Chemical imaging of atmospheric particles



Laskin, Alexander — Purdue University
Moffet, Ryan — Sonoma Technology Inc.

Area of research:

Aerosol Properties

Journal Reference:

Laskin A, R Moffet, and M Gilles. 2019. "Chemical Imaging of Atmospheric Particles." Accounts of Chemical Research, 52(12), 10.1021/acs.accounts.9b00396.


This invited review paper presents a synopsis of modern advances in chemical imaging of atmospheric particles collected on substrates during field and laboratory experiments. Discussed chemical imaging approaches provide unique experimental insights on the nature and sources of particles, understanding their physical properties, atmospheric reactivity, and transformations.


Chemical imaging data provide unique experimental input for atmospheric models that simulate aging and changes in particle-type populations, internal composition, and their associated optical and cloud forming properties. We highlight applications of chemical imaging in selected recent studies, discuss their existing limitations, and forecast future research directions for this area.

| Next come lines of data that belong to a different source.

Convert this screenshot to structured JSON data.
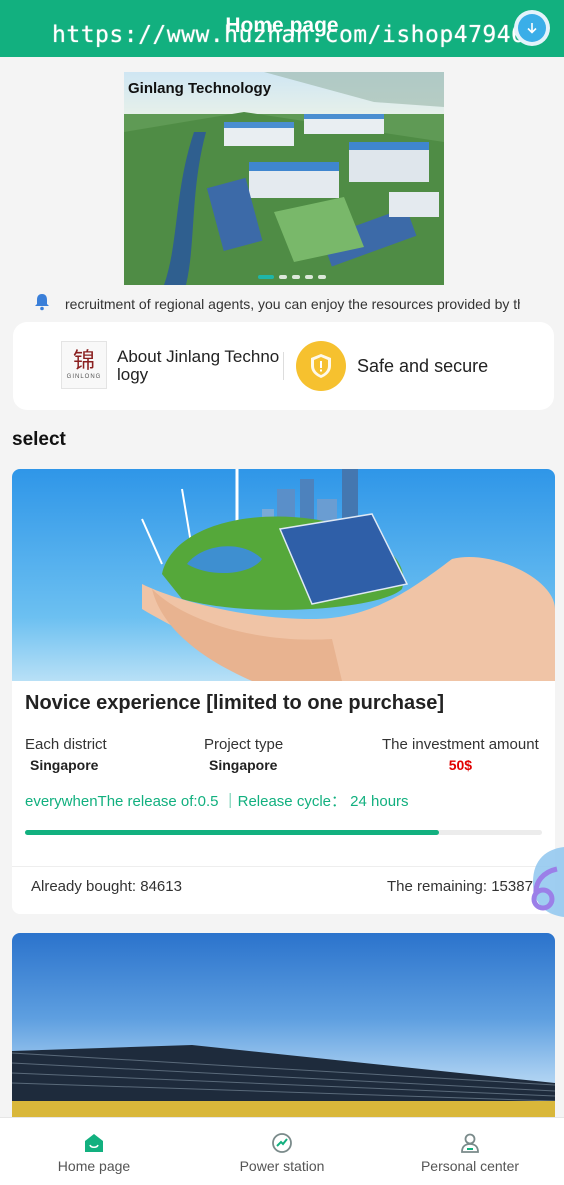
{
  "header": {
    "title": "Home page",
    "watermark": "https://www.huzhan.com/ishop47946",
    "download_icon": "download-arrow-icon"
  },
  "banner": {
    "label": "Ginlang Technology",
    "slide_count": 5,
    "active_slide": 1
  },
  "notice": {
    "icon": "bell-icon",
    "text": "recruitment of regional agents, you can enjoy the resources provided by th"
  },
  "quick_links": {
    "about_label": "About Jinlang Technology",
    "logo_text": "GINLONG",
    "safe_label": "Safe and secure"
  },
  "section_title": "select",
  "product": {
    "title": "Novice experience [limited to one purchase]",
    "district_label": "Each district",
    "district_value": "Singapore",
    "type_label": "Project type",
    "type_value": "Singapore",
    "amount_label": "The investment amount",
    "amount_value": "50$",
    "release_text": "everywhenThe release of:0.5 ｜Release cycle： 24 hours",
    "progress": 0.8,
    "bought_text": "Already bought: 84613",
    "remaining_text": "The remaining: 15387"
  },
  "nav": {
    "items": [
      {
        "label": "Home page",
        "icon": "home-icon",
        "active": true
      },
      {
        "label": "Power station",
        "icon": "chart-circle-icon",
        "active": false
      },
      {
        "label": "Personal center",
        "icon": "user-icon",
        "active": false
      }
    ]
  },
  "colors": {
    "brand": "#12b07f",
    "price": "#e10000",
    "shield": "#f6c12f"
  }
}
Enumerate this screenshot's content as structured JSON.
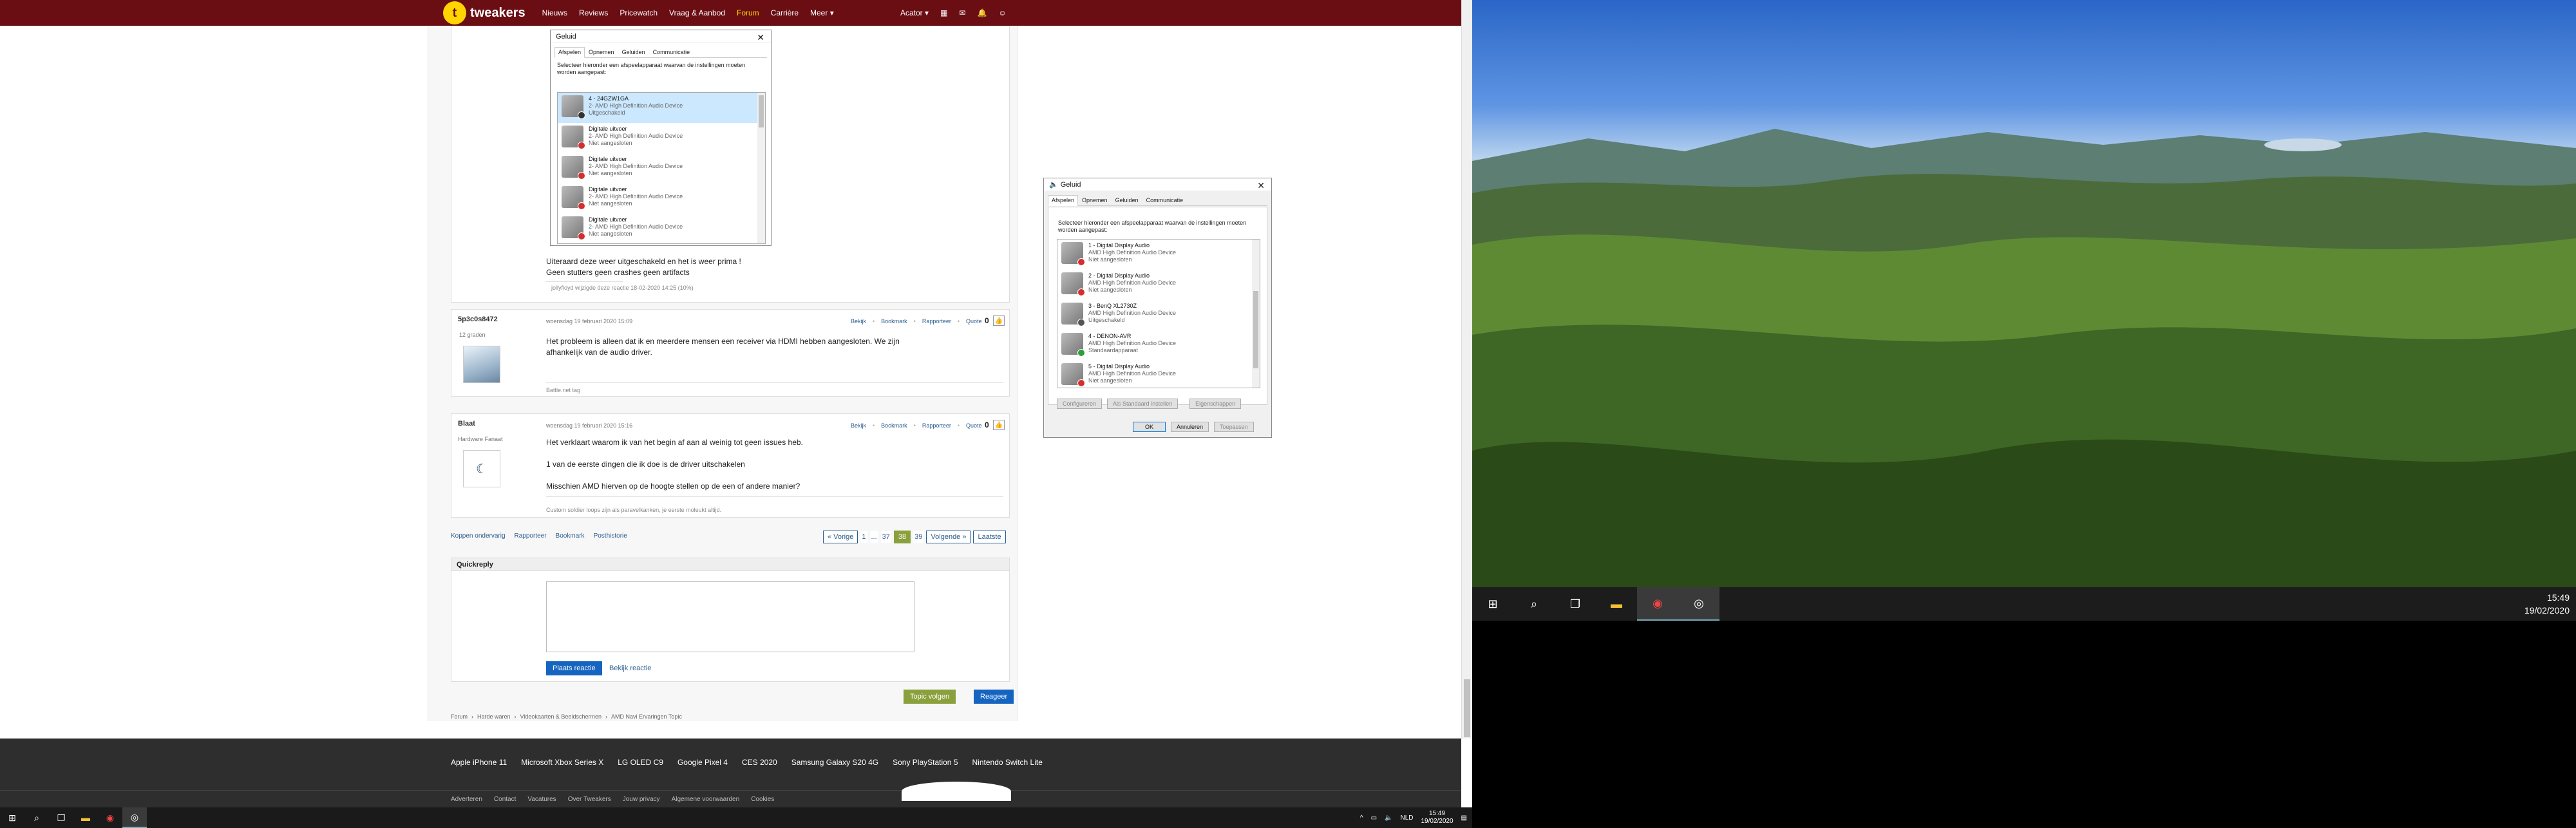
{
  "header": {
    "logo": "t",
    "site_name": "tweakers",
    "nav": [
      "Nieuws",
      "Reviews",
      "Pricewatch",
      "Vraag & Aanbod",
      "Forum",
      "Carrière",
      "Meer ▾"
    ],
    "user": "Acator ▾"
  },
  "post1": {
    "dialog": {
      "title": "Geluid",
      "tabs": [
        "Afspelen",
        "Opnemen",
        "Geluiden",
        "Communicatie"
      ],
      "desc": "Selecteer hieronder een afspeelapparaat waarvan de instellingen moeten worden aangepast:",
      "items": [
        {
          "name": "4 - 24GZW1GA",
          "sub1": "2- AMD High Definition Audio Device",
          "sub2": "Uitgeschakeld"
        },
        {
          "name": "Digitale uitvoer",
          "sub1": "2- AMD High Definition Audio Device",
          "sub2": "Niet aangesloten"
        },
        {
          "name": "Digitale uitvoer",
          "sub1": "2- AMD High Definition Audio Device",
          "sub2": "Niet aangesloten"
        },
        {
          "name": "Digitale uitvoer",
          "sub1": "2- AMD High Definition Audio Device",
          "sub2": "Niet aangesloten"
        },
        {
          "name": "Digitale uitvoer",
          "sub1": "2- AMD High Definition Audio Device",
          "sub2": "Niet aangesloten"
        }
      ]
    },
    "text1": "Uiteraard deze weer uitgeschakeld en het is weer prima !",
    "text2": "Geen stutters geen crashes geen artifacts",
    "edit_note": "jollyfloyd wijzigde deze reactie 18-02-2020 14:25 (10%)"
  },
  "post2": {
    "author": "5p3c0s8472",
    "rank": "12 graden",
    "date": "woensdag 19 februari 2020 15:09",
    "actions": [
      "Bekijk",
      "Bookmark",
      "Rapporteer",
      "Quote"
    ],
    "score": "0",
    "text1": "Het probleem is alleen dat ik en meerdere mensen een receiver via HDMI hebben aangesloten. We zijn",
    "text2": "afhankelijk van de audio driver.",
    "signature": "Battle.net tag"
  },
  "post3": {
    "author": "Blaat",
    "rank": "Hardware Fanaat",
    "date": "woensdag 19 februari 2020 15:16",
    "actions": [
      "Bekijk",
      "Bookmark",
      "Rapporteer",
      "Quote"
    ],
    "score": "0",
    "text1": "Het verklaart waarom ik van het begin af aan al weinig tot geen issues heb.",
    "text2": "1 van de eerste dingen die ik doe is de driver uitschakelen",
    "text3": "Misschien AMD hierven op de hoogte stellen op de een of andere manier?",
    "signature": "Custom soldier loops zijn als paravelkanken, je eerste moleukt altijd."
  },
  "bottom_actions": [
    "Koppen ondervarig",
    "Rapporteer",
    "Bookmark",
    "Posthistorie"
  ],
  "pager": {
    "prev": "« Vorige",
    "pages": [
      "1",
      "...",
      "37",
      "38",
      "39"
    ],
    "current": "38",
    "next": "Volgende »",
    "last": "Laatste"
  },
  "quickreply": {
    "title": "Quickreply",
    "post_btn": "Plaats reactie",
    "preview": "Bekijk reactie"
  },
  "topic_buttons": {
    "follow": "Topic volgen",
    "reply": "Reageer"
  },
  "breadcrumb": [
    "Forum",
    "Harde waren",
    "Videokaarten & Beeldschermen",
    "AMD Navi Ervaringen Topic"
  ],
  "footer": {
    "links": [
      "Apple iPhone 11",
      "Microsoft Xbox Series X",
      "LG OLED C9",
      "Google Pixel 4",
      "CES 2020",
      "Samsung Galaxy S20 4G",
      "Sony PlayStation 5",
      "Nintendo Switch Lite"
    ],
    "small": [
      "Adverteren",
      "Contact",
      "Vacatures",
      "Over Tweakers",
      "Jouw privacy",
      "Algemene voorwaarden",
      "Cookies"
    ]
  },
  "dialog2": {
    "title": "Geluid",
    "tabs": [
      "Afspelen",
      "Opnemen",
      "Geluiden",
      "Communicatie"
    ],
    "desc": "Selecteer hieronder een afspeelapparaat waarvan de instellingen moeten worden aangepast:",
    "items": [
      {
        "name": "1 - Digital Display Audio",
        "sub1": "AMD High Definition Audio Device",
        "sub2": "Niet aangesloten"
      },
      {
        "name": "2 - Digital Display Audio",
        "sub1": "AMD High Definition Audio Device",
        "sub2": "Niet aangesloten"
      },
      {
        "name": "3 - BenQ XL2730Z",
        "sub1": "AMD High Definition Audio Device",
        "sub2": "Uitgeschakeld"
      },
      {
        "name": "4 - DENON-AVR",
        "sub1": "AMD High Definition Audio Device",
        "sub2": "Standaardapparaat"
      },
      {
        "name": "5 - Digital Display Audio",
        "sub1": "AMD High Definition Audio Device",
        "sub2": "Niet aangesloten"
      }
    ],
    "btn_configure": "Configureren",
    "btn_default": "Als Standaard instellen",
    "btn_props": "Eigenschappen",
    "btn_ok": "OK",
    "btn_cancel": "Annuleren",
    "btn_apply": "Toepassen"
  },
  "taskbar1": {
    "tray_lang": "NLD",
    "time": "15:49",
    "date": "19/02/2020"
  },
  "taskbar2": {
    "time": "15:49",
    "date": "19/02/2020"
  },
  "colors": {
    "tweakers_red": "#6a0e14",
    "accent_yellow": "#ffd400",
    "link_blue": "#2a5d8f",
    "green": "#8aa03c"
  }
}
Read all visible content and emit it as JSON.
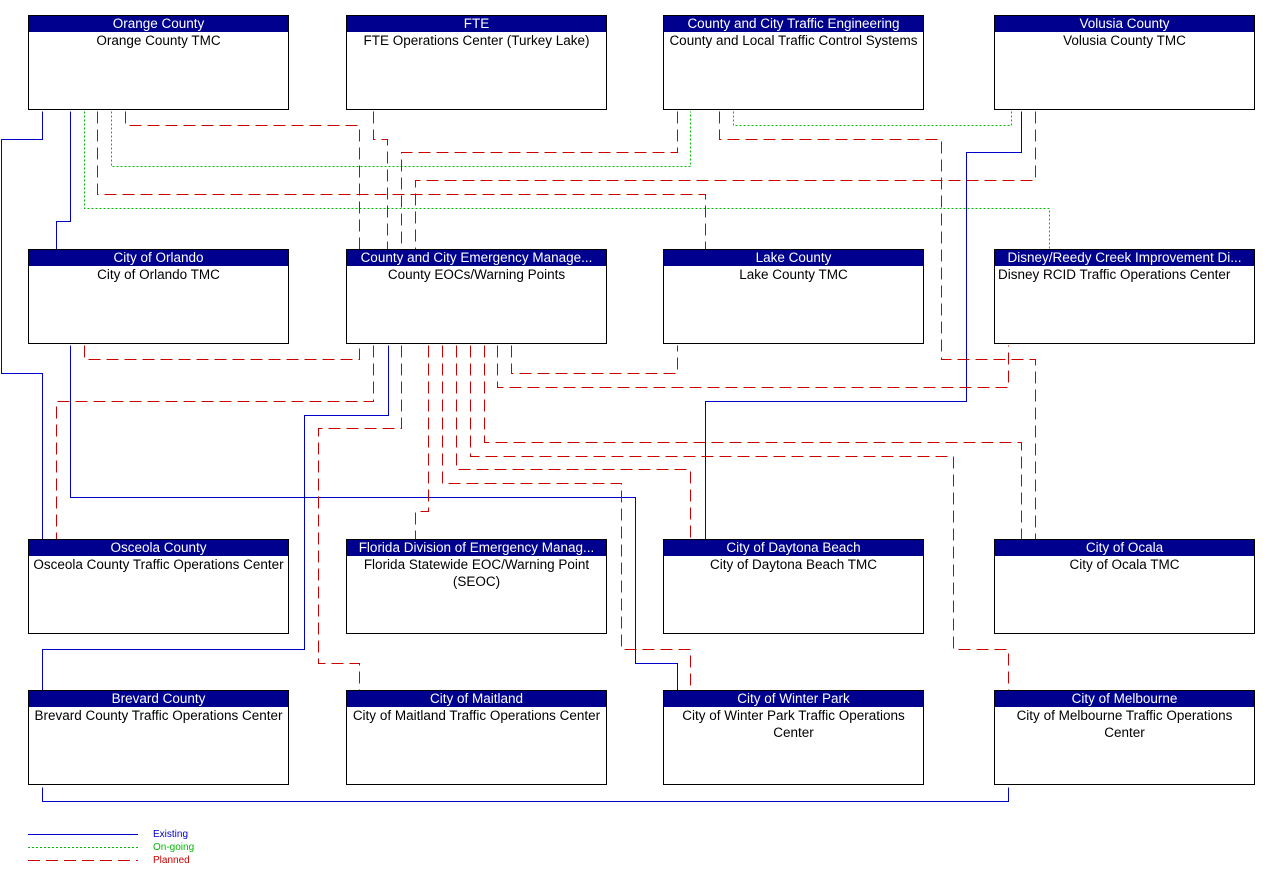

Airborne particles are very dynamic and highly reactive components of the Earth’s atmosphere. Their high surface area and water content provide a unique reaction environment for multiphase chemistry that continually modifies particle composition and properties that consequently impact air quality as well as concentrations of gas-phase species. By absorbing and scattering solar and terrestrial radiation, particles directly influence the planet’s radiative balance. Their indirect effects include modifying the nucleation, lifetime, and physical properties of clouds. Due to the sensitivity of the atmospheric environment to all these variables, fundamental studies of chemical transformations of atmospheric particles, their sources, continuously evolving composition, and physical properties are of highest research priority. Accurate descriptions of particles and their effects in the atmosphere require comprehensive information not only on the particle-type populations and their size distributions and concentrations, but also on the diversity and the spatial heterogeneity of chemical components within individual particles. Developments and applications of modern chemical imaging approaches for off-line characterization of atmospheric particles have been at the forefront of modern experimental studies and have resulted in a transformative impact in atmospheric chemistry and physics. The unique advantage of chemical imaging methods is that they simultaneously provide two analytical  measurements: imaging of particles to assess variability in their individual sizes and morphology, as well as particle-specific speciation of their composition and spatial heterogeneity of different chemical components within individual particles.

We also highlighted approaches that enable chemical imaging of particles with different levels of elemental and molecular specificity, including applications of multi-modal methodologies in which the same or similar groups of particles are probed by two or more complementary techniques. These developments provided new experimental platforms to study internal and external mixing states of the real-world particles and their laboratory proxies, probing their hygroscopic and cloud-forming properties, multi-phase reactivity, aging transformations, and evolution of optical properties.